Sometimes I put things on my website just because I know that I’ll never find them again, and because they’re so darn weird, blogging about them is the only way to get it out of my system.
So here it is, the strangest thing I ever read in a book purporting to be on the philosophy of dance, or about Moira Shearer, come to that. I discovered, rather too late, that the philosopher Francis Sparshott had written a whole chapter on music and dance in A Measured Pace (1995), one of his two philosophical books on dance. I’m skimming through, then all of a sudden, I see this extraordinary passage about Moira Shearer, who, Sparshott relates, had once said that for her, some modern ballets, performed to “squeals, grunts and groans, or no music at all,” seemed to contradict what dancing was. In her view, or it must surely be fair to say, in her experience, choreographers wanted to choreograph out of a response to music—”Something surely makes one want to dance,” she says.
That sounds pretty normal to me—let’s face it, it’s probably not the money, the lifestyle, or the career prospects, and although it’s not everybody’s reason to dance, an awful lot of dancers will say that it was because of the music, or that they don’t like dancing without it, or that they chose to choreograph a piece because they liked the music. But for Sparshott, who’s already written 200-plus pages on dance by now, this seems “strange.”

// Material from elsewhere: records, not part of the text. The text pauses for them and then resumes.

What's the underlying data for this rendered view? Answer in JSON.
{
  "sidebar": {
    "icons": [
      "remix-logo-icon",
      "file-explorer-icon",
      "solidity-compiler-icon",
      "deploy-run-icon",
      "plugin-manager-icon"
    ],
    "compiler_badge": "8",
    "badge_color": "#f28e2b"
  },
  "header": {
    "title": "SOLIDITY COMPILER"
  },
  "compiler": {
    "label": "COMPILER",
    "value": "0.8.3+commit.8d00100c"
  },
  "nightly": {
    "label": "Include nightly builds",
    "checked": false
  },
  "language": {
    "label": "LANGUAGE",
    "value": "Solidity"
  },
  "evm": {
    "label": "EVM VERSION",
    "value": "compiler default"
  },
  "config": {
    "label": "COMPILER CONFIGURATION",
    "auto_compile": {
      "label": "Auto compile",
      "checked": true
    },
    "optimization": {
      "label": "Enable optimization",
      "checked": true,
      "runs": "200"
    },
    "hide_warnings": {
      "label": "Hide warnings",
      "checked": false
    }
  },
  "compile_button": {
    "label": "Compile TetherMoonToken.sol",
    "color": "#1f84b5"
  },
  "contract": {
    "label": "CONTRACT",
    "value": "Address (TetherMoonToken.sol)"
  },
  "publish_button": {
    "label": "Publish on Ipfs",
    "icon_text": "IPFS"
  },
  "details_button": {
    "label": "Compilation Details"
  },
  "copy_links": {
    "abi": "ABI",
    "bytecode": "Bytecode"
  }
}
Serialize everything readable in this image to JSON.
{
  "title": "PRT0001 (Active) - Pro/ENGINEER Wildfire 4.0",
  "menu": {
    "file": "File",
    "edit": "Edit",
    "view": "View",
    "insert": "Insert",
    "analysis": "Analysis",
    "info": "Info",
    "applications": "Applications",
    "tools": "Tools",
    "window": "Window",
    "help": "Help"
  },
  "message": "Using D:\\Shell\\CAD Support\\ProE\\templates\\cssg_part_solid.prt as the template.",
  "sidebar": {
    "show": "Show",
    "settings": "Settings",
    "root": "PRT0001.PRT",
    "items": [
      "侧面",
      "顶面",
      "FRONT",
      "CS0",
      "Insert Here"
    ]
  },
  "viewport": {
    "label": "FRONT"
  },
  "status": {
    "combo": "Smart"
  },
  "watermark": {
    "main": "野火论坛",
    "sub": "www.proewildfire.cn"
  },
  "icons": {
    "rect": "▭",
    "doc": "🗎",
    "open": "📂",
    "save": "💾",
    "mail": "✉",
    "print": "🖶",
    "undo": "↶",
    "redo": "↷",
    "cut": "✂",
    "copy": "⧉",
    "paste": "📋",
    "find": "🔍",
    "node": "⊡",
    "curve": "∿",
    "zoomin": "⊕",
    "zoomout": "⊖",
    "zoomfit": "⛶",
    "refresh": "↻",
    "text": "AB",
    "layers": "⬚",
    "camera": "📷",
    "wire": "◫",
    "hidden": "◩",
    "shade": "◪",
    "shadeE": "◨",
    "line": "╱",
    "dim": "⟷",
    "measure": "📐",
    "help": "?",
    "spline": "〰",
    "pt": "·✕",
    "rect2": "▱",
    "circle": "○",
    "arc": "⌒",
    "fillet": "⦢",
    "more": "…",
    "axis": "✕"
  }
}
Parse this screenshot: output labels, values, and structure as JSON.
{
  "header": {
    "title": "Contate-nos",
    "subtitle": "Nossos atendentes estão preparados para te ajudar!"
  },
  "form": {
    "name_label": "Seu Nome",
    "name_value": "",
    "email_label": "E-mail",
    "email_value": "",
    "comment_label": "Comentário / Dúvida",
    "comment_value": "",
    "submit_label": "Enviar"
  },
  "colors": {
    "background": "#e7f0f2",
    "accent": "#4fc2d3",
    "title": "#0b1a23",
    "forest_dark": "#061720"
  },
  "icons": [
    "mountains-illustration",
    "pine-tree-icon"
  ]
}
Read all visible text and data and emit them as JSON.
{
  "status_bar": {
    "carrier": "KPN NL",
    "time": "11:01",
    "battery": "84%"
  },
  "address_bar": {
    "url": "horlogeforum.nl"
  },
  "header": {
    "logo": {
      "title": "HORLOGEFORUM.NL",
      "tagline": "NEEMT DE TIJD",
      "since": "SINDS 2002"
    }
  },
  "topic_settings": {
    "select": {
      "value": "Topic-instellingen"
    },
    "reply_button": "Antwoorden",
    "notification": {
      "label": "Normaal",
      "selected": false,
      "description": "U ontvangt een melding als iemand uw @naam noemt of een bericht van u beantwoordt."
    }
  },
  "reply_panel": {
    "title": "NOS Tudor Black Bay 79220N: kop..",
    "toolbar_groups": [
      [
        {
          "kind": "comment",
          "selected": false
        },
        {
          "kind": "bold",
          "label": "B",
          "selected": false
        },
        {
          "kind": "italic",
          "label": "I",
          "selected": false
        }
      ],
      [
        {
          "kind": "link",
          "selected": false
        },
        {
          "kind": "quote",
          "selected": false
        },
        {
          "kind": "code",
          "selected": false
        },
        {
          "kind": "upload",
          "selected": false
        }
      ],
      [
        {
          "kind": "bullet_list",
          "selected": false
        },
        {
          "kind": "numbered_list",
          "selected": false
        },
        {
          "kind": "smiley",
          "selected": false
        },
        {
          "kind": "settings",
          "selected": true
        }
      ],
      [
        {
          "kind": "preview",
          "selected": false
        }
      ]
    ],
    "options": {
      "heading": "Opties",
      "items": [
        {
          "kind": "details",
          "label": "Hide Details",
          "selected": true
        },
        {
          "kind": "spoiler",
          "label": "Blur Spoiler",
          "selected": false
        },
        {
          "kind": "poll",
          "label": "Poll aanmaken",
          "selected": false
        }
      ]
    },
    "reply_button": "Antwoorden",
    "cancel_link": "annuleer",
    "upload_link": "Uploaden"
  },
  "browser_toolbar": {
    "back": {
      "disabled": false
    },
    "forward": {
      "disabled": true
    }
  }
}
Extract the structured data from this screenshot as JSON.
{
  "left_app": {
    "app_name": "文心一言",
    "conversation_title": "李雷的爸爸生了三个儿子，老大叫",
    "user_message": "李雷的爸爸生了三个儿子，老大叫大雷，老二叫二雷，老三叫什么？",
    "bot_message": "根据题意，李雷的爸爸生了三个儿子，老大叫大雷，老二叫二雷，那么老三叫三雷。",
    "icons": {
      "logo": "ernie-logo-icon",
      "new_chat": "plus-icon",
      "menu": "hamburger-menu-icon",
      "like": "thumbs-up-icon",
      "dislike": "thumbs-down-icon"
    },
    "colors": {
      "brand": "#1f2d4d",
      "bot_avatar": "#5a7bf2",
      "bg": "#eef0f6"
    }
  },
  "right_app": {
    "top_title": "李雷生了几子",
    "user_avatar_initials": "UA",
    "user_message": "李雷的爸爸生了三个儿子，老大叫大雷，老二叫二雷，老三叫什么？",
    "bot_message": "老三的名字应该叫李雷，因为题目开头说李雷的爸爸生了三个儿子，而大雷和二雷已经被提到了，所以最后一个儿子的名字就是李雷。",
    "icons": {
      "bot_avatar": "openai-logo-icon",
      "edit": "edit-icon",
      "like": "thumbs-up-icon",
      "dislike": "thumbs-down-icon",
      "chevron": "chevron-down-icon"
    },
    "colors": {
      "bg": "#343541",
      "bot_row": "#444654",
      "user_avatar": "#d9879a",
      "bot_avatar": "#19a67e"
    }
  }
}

“One would have thought,” he says, as if philosophers and their readers are better placed to know the mind of the dancers they are writing about, “choreographers simply wanted to compose dances, and dancers wanted to dance them,” he says on page 218. “She [Shearer] might have said, with equal reason, that something makes musical composers want to compose.” To me, that doesn’t seem so strange either. I can understand that a composer must primarily be interested in putting sounds together, otherwise they’re doomed, but it seems perfectly reasonable that they might look to the world around them for inspiration. They might have to, if they’ve been commissioned to write something. Also, speaking as a musician, I don’t find anything strange in the idea that there is something that precedes music before you actually make it: it’s particularly acute in performance, where you have to have an idea of the music before you start playing, otherwise what are you going to do? At the most basic level, if you’re playing for a class, and you need to set the tempo, you also first need to set the tempo for yourself. In a sense, there is something that is “making you want to play” in that tempo, even if you are part of that process yourself.
But here’s the oddest bit of all, that I’m afraid made me wonder if I should pay any attention to this book any more. I’m going to put it in bold so you don’t miss it: “It is not surprising, as one reads this, that Shearer abandoned her dancing career—no doubt her heart was never in it.” (Sparshott, 1995, p. 218). What on earth is a comment like this doing in a book on philosophy? And what are the implications of it? That Shearer had no right, if she were to fit his conceptual claim about what being a dancer was, to have four children, or enjoy anything other than dancing? On that view, Vicky had no option but to throw herself under that train in The Red Shoes.
Now, as it happens, a comment in Shearer’s obituary in the Daily Telegraph lends some support to Sparshott’s comment. She is reported to have said that she never really wanted to be a dancer as a child, and later on, that “there was so much more in life than dancing – so much ordinary living to do.” But that does not seem unreasonable either. It’s not given to most of us to be able to have the extraordinary, multi-faceted career that Shearer had, so to dismiss her other work and life choices as “abandoning her dancing career” seems a pretty mean-minded way to support your conceptual claims. And above all, if you’re a philosopher, why pick an argument with Moira Shearer, rather than other philosophers?